Logo, os gêmeos entraram, invadindo o carro com risos vindos de Dylan, enquanto por outro lado, seu igual estava mais quieto do que o de costume.

— Bom dia! – Dylan cumprimentou-me animado, ajustando seu cinto de segurança.

— Bom dia! – cumprimentei-o de volta.

— Oi! – Connor disse secamente, olhando para seu violãozinho.

— Olá! – saudei-o, dando-lhe um sorriso amigável. Resolvi que aquela seria a hora para começar a ser legal com ele também, por isso comecei a puxar assunto. – Você vai tocar pra nós, Connor?

— O quê disse? – perguntou desconfiado.

— Esse seu violãozinho. Pode tocar para nós? – sugeri.

— Ah, claro – animou-se.

Então, ele começou a tocar. Mas logo me arrependi de ter pedido isso, pois tocava muito mal e me segurei para não demonstrar que não estava gostando, senão ele iria parar e ficaria com aquela cara de limão azedo.
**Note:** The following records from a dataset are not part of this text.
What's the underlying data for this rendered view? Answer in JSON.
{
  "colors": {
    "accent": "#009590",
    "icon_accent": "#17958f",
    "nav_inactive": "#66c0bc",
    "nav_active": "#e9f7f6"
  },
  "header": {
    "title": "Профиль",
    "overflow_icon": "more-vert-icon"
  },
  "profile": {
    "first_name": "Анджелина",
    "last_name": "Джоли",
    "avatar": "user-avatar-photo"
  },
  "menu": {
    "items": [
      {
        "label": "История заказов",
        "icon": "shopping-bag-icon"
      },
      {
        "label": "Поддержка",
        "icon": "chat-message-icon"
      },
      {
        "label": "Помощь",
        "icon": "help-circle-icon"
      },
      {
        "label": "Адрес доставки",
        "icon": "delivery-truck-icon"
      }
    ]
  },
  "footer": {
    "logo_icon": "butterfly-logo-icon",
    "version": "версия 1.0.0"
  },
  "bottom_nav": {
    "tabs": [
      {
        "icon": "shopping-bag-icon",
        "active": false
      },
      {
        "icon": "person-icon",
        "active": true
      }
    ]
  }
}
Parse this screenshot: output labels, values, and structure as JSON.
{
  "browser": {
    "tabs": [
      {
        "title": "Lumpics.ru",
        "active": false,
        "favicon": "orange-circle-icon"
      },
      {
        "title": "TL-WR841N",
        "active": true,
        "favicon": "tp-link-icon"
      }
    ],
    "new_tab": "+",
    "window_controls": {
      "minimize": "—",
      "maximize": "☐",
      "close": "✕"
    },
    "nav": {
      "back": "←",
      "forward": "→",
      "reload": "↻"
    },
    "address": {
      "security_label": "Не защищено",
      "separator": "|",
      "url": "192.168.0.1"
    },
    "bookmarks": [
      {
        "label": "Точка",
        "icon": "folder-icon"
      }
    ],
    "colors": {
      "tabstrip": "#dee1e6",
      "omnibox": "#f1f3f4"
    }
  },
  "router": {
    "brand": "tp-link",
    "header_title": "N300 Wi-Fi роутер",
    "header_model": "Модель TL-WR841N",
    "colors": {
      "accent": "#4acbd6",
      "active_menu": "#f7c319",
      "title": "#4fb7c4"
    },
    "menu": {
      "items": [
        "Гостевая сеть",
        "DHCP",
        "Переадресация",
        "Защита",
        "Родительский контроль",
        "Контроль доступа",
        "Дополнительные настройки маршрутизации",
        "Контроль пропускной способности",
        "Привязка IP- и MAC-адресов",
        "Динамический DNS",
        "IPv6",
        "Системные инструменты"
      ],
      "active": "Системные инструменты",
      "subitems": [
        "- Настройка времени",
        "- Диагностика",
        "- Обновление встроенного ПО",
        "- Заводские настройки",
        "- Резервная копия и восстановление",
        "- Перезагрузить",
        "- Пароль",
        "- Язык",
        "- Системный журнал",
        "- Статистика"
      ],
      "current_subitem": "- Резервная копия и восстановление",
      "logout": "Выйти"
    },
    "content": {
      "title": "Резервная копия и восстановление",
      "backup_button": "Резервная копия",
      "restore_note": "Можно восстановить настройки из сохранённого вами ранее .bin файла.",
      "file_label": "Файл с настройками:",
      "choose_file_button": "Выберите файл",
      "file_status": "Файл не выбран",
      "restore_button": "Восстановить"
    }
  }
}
— Todos prontos? – papai perguntou ao olhar o retrovisor, interrompendo a tortura musical, o que me fez agradecê-lo silenciosamente.

— Sim – dissemos todos de uma vez.

— Então, vamos lá! – disse mamãe animada, quando papai deu a partida no carro.

A viagem durou um pouco mais de tempo do que havíamos esperado. Paramos diversas vezes para irmos ao banheiro. Como éramos quatro crianças de oito, nove e onze anos, nossas bexigas ficavam cheias rapidinho, com tanta água, suco, refrigerante e sorvete que tomávamos no caminho. Porém, finalmente chegamos à nossa casinha de verão e ela encontrava-se da mesma forma que lembrava dela. Esperamos ansiosos papai estacionar na nossa garagem e, quando enfim parou, corremos direto para a porta. Mamãe veio logo em seguida e abriu-a para que nós corrêssemos para dentro da casa. Ela tinha três quartos: um para meus pais, um só pra mim e outro para as visitas. Os meninos ficaram no quarto vazio e nós fomos para o meu. Portanto, abri a porta e pulei em cima da cama, quicando algumas vezes nela e ri.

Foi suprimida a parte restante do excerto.